The reality, dawning now, is that delays and bureaucracy at the Channel will be the “new normal”, with dire consequences for trade. At the very least it will load costs onto companies and the British taxpayer; at worst it will mean more layoffs in British industry, lower export earnings, a weaker pound and permanent job losses. It will not all happen on day one, however big the mess, but in the months and years to follow, investment decisions will be badly prejudiced by the reputation of Britain as a newly closed economy.

Even if the British wave through imports and visitors from the EU, as is planned, there is no guarantee the EU will, even in the first weeks of Brexit.

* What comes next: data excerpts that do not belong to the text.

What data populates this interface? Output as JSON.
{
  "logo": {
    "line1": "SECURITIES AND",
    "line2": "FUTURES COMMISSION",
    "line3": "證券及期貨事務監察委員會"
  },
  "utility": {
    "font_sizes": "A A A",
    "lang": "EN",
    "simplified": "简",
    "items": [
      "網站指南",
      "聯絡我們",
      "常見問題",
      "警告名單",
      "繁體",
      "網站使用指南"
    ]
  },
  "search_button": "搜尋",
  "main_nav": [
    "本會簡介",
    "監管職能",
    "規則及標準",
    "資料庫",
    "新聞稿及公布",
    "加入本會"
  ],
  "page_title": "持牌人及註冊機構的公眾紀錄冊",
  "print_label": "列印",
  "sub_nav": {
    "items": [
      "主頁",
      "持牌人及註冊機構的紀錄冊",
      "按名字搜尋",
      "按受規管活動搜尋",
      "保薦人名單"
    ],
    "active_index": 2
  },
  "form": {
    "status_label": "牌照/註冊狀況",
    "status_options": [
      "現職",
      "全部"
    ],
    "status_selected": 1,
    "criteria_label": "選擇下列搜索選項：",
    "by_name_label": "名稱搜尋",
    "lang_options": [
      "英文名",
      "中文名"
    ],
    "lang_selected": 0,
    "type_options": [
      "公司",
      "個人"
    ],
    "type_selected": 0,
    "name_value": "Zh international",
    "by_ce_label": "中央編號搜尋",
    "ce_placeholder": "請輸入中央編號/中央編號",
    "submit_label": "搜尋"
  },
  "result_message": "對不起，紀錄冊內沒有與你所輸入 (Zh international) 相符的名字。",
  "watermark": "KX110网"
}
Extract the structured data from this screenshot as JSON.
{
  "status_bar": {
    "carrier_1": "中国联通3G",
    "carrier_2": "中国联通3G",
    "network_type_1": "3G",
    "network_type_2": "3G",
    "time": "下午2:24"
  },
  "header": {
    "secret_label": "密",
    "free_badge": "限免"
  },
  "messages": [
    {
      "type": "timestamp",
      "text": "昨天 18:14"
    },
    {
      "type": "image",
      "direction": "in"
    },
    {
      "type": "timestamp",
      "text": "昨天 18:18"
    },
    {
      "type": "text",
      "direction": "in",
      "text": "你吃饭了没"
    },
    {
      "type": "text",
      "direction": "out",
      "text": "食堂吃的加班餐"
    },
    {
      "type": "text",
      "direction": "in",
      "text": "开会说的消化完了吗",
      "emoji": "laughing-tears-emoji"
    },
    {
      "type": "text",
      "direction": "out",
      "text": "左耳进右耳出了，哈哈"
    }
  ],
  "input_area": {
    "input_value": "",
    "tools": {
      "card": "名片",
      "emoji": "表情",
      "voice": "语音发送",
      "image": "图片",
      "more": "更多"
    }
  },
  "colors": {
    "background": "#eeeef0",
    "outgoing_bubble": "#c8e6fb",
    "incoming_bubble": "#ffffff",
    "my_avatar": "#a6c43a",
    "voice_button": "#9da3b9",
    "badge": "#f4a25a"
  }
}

All this, then, on top of Covid-19, the winter flu and floods. A winter of discontent awaits the British people that will make this Christmas and new year the toughest they have known since the war. There are ominous suggestions being made about stockpiling medicines, for example. There is also more irrational talk from the Conservative backbenchers about tearing up the UK-EU Withdrawal Agreement. This, of course, is an international treaty that these same Eurosceptic Tories voted for, the “oven-ready” deal presented to the electorate at the general election last December, and endorsed by them. Among other things, withdrawing from the withdrawal treaty would mean the Irish border question would be reopened. That, in turn, would unravel the Good Friday Agreement, which so many have honoured again in the days after the death of John Hume.

There seems no limit to the wilful vandalism of the present Conservative party, its zealotry for the chimaera of sovereignty undimmed by any roadblock at Calais. The attitude seems to be that the British people voted for all this, so it will be implemented on 31 December, even if the voters in 2016 patently did not volunteer for shortages of food, medicines and spare parts, plus redundancies and a dollop of animal cruelty. These are not “bumps in the road” for “global Britain” but the impoverishment and humiliation of a nation. It’s on its way.